Point d’extraction N°2 en vue, Hawk et le sniper ont remonté vers la route, un 4×4 foncent derrière le pick-up, Hawk sort un tube lance-roquette LAW de son paquetage, l’épaule, et tire. La roquette traverse l’air dans un souffle, crachant une trainée blanche derrière elle, elle percute de plein fouet le 4×4 qui s’envole sous l’impact et retombe en flamme, pulvérisé. Le pick-up freine en catastrophe, ils sautent à bord et reprennent la route. Cinq minutes plus tard un nouveau convoi surgit d’un chemin de terre et continue la poursuite. Seulement cette fois ce n’est plus un AK, c’est trois, plus un M16, un HKMP5 et un Bushmaster. C’est un pick-up, un 4×4 et une camionnette bourrés de types armés. Hawk tire par rafale de trois tout en beuglant dans le micro qu’il a glissé dans son col.

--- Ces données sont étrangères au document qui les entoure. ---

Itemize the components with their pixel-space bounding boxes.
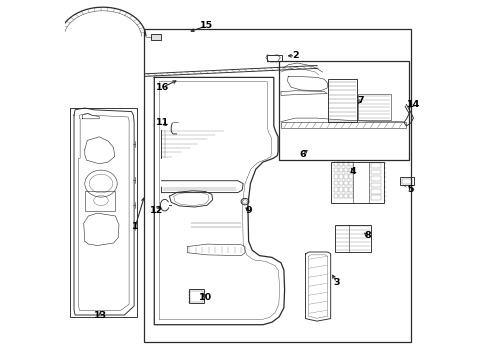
Bar <box>334 168 338 172</box>
Text: 2: 2 <box>292 51 299 60</box>
Bar <box>371 195 381 200</box>
Text: 5: 5 <box>407 184 414 194</box>
Text: 8: 8 <box>364 231 371 240</box>
Text: 16: 16 <box>156 83 170 91</box>
Bar <box>371 170 381 174</box>
Bar <box>349 168 353 172</box>
Bar <box>339 174 343 179</box>
Bar <box>328 79 357 122</box>
Bar <box>344 194 348 198</box>
Bar <box>279 61 409 160</box>
Bar <box>331 162 384 203</box>
Text: 4: 4 <box>350 166 356 175</box>
Bar <box>344 174 348 179</box>
Bar <box>371 189 381 194</box>
Bar <box>400 177 414 185</box>
Bar <box>358 94 391 120</box>
Bar <box>144 29 411 342</box>
Bar <box>344 187 348 192</box>
Text: 1: 1 <box>132 222 139 231</box>
Bar <box>339 161 343 166</box>
Bar <box>267 55 282 61</box>
Bar <box>339 181 343 185</box>
Bar <box>371 183 381 187</box>
Text: 12: 12 <box>150 206 164 215</box>
Bar <box>334 161 338 166</box>
Text: 15: 15 <box>200 21 213 30</box>
Bar <box>334 174 338 179</box>
Bar <box>344 181 348 185</box>
Text: 6: 6 <box>299 150 306 159</box>
Bar <box>349 174 353 179</box>
Text: 3: 3 <box>334 278 340 287</box>
Text: 7: 7 <box>357 96 364 105</box>
Bar <box>349 161 353 166</box>
Text: 11: 11 <box>156 118 169 127</box>
Text: 14: 14 <box>407 100 420 109</box>
Bar <box>349 187 353 192</box>
Bar <box>281 122 406 128</box>
Bar <box>334 187 338 192</box>
Bar <box>335 225 371 252</box>
Text: 10: 10 <box>199 292 212 302</box>
Text: 9: 9 <box>245 206 252 215</box>
Bar <box>371 163 381 168</box>
Bar <box>339 194 343 198</box>
Bar <box>71 108 137 317</box>
Bar <box>344 161 348 166</box>
Bar <box>402 179 413 184</box>
Bar <box>334 181 338 185</box>
Bar <box>339 187 343 192</box>
Bar <box>371 176 381 181</box>
Bar <box>190 291 203 302</box>
Bar <box>334 194 338 198</box>
Bar <box>85 191 116 211</box>
Bar <box>339 168 343 172</box>
Bar <box>189 289 204 303</box>
Bar <box>349 181 353 185</box>
Bar <box>344 168 348 172</box>
Text: 13: 13 <box>94 310 107 320</box>
Bar <box>349 194 353 198</box>
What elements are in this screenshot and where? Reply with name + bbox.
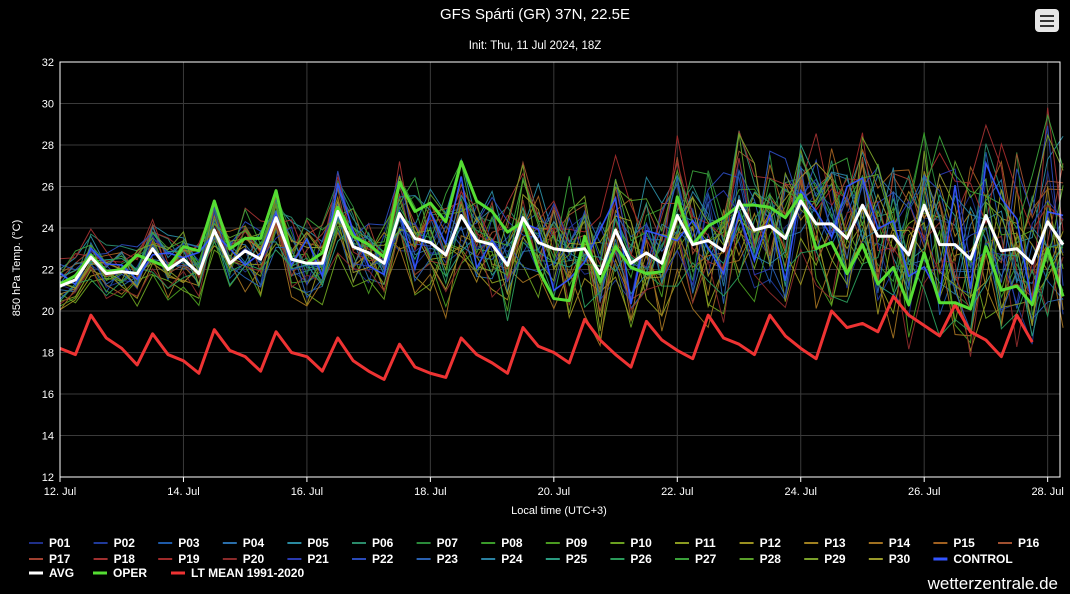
legend-item-p11[interactable]: P11 bbox=[695, 536, 716, 550]
series-line-avg bbox=[59, 199, 1065, 288]
y-tick-label: 30 bbox=[42, 99, 54, 111]
legend: P01 P02 P03 P04 P05 P06 P07 P08 P09 P10 P11 P12 P13 P… bbox=[29, 536, 1040, 580]
legend-item-p24[interactable]: P24 bbox=[501, 552, 523, 566]
x-tick-label: 12. Jul bbox=[44, 486, 76, 498]
legend-item-p04[interactable]: P04 bbox=[243, 536, 265, 550]
legend-item-p08[interactable]: P08 bbox=[501, 536, 523, 550]
legend-item-p16[interactable]: P16 bbox=[1018, 536, 1040, 550]
legend-item-p06[interactable]: P06 bbox=[372, 536, 394, 550]
legend-item-p13[interactable]: P13 bbox=[824, 536, 846, 550]
legend-item-p17[interactable]: P17 bbox=[49, 552, 71, 566]
y-tick-label: 16 bbox=[42, 389, 54, 401]
legend-item-oper[interactable]: OPER bbox=[113, 566, 147, 580]
series-line-oper bbox=[59, 160, 1065, 311]
y-tick-label: 18 bbox=[42, 348, 54, 360]
plot-frame bbox=[59, 61, 1061, 478]
y-tick-label: 24 bbox=[42, 223, 54, 235]
legend-item-lt-mean-1991-2020[interactable]: LT MEAN 1991-2020 bbox=[191, 566, 304, 580]
chart-subtitle: Init: Thu, 11 Jul 2024, 18Z bbox=[468, 40, 602, 52]
x-tick-label: 22. Jul bbox=[661, 486, 693, 498]
y-tick-label: 28 bbox=[42, 140, 54, 152]
series-line-lt-mean-1991-2020 bbox=[59, 294, 1034, 381]
legend-item-p05[interactable]: P05 bbox=[307, 536, 329, 550]
legend-item-p19[interactable]: P19 bbox=[178, 552, 200, 566]
legend-item-p01[interactable]: P01 bbox=[49, 536, 71, 550]
y-axis-label: 850 hPa Temp. (°C) bbox=[11, 220, 23, 317]
y-tick-label: 14 bbox=[42, 431, 54, 443]
legend-item-control[interactable]: CONTROL bbox=[953, 552, 1012, 566]
legend-item-p29[interactable]: P29 bbox=[824, 552, 846, 566]
chart-title: GFS Spárti (GR) 37N, 22.5E bbox=[439, 6, 631, 23]
legend-item-p26[interactable]: P26 bbox=[630, 552, 652, 566]
legend-item-p28[interactable]: P28 bbox=[760, 552, 782, 566]
legend-item-p09[interactable]: P09 bbox=[566, 536, 588, 550]
x-tick-label: 16. Jul bbox=[291, 486, 323, 498]
y-tick-label: 12 bbox=[42, 472, 54, 484]
x-tick-label: 24. Jul bbox=[785, 486, 817, 498]
legend-item-p12[interactable]: P12 bbox=[760, 536, 782, 550]
site-credit: wetterzentrale.de bbox=[927, 574, 1058, 593]
legend-item-p03[interactable]: P03 bbox=[178, 536, 200, 550]
x-tick-label: 20. Jul bbox=[538, 486, 570, 498]
legend-item-p21[interactable]: P21 bbox=[307, 552, 329, 566]
x-tick-label: 28. Jul bbox=[1031, 486, 1063, 498]
legend-item-p18[interactable]: P18 bbox=[114, 552, 136, 566]
y-tick-label: 20 bbox=[42, 306, 54, 318]
legend-item-p02[interactable]: P02 bbox=[114, 536, 136, 550]
x-axis-label: Local time (UTC+3) bbox=[511, 505, 607, 517]
x-tick-label: 26. Jul bbox=[908, 486, 940, 498]
legend-item-p20[interactable]: P20 bbox=[243, 552, 265, 566]
legend-item-p23[interactable]: P23 bbox=[437, 552, 459, 566]
legend-item-p30[interactable]: P30 bbox=[889, 552, 911, 566]
y-tick-label: 32 bbox=[42, 57, 54, 69]
legend-item-avg[interactable]: AVG bbox=[49, 566, 74, 580]
x-tick-label: 18. Jul bbox=[414, 486, 446, 498]
legend-item-p27[interactable]: P27 bbox=[695, 552, 717, 566]
x-tick-label: 14. Jul bbox=[167, 486, 199, 498]
chart-axes: 12 14 16 18 20 22 24 26 28 30 32 12. Jul 14. Jul 16. … bbox=[42, 57, 1064, 498]
legend-item-p14[interactable]: P14 bbox=[889, 536, 911, 550]
legend-item-p25[interactable]: P25 bbox=[566, 552, 588, 566]
legend-item-p15[interactable]: P15 bbox=[953, 536, 975, 550]
legend-item-p22[interactable]: P22 bbox=[372, 552, 394, 566]
legend-item-p10[interactable]: P10 bbox=[630, 536, 652, 550]
menu-icon[interactable] bbox=[1035, 9, 1059, 32]
y-tick-label: 22 bbox=[42, 265, 54, 277]
main-series-lines bbox=[59, 160, 1065, 381]
y-tick-label: 26 bbox=[42, 182, 54, 194]
ensemble-line-p19 bbox=[59, 132, 1064, 276]
ensemble-line-control bbox=[59, 160, 1064, 305]
ensemble-line-p29 bbox=[59, 132, 1064, 307]
legend-item-p07[interactable]: P07 bbox=[437, 536, 459, 550]
ensemble-line-p21 bbox=[59, 166, 1064, 305]
ensemble-line-p26 bbox=[59, 192, 1064, 338]
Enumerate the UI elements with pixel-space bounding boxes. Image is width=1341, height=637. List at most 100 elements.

–          Raven à Crow, Raven à Crow.

–          Ici Crow à vous.

–          Point d’extraction secondaire abandonné, nous dirigeons vers point tertiaire, l’objectif est vivant mais ne peut se déplacer seul, sommes poursuivis par trois VE lourdement armés, attendez-vous à une extraction chaudasse.

–          Bien reçu Raven, seront sur point tertiaire dans 15 minutes.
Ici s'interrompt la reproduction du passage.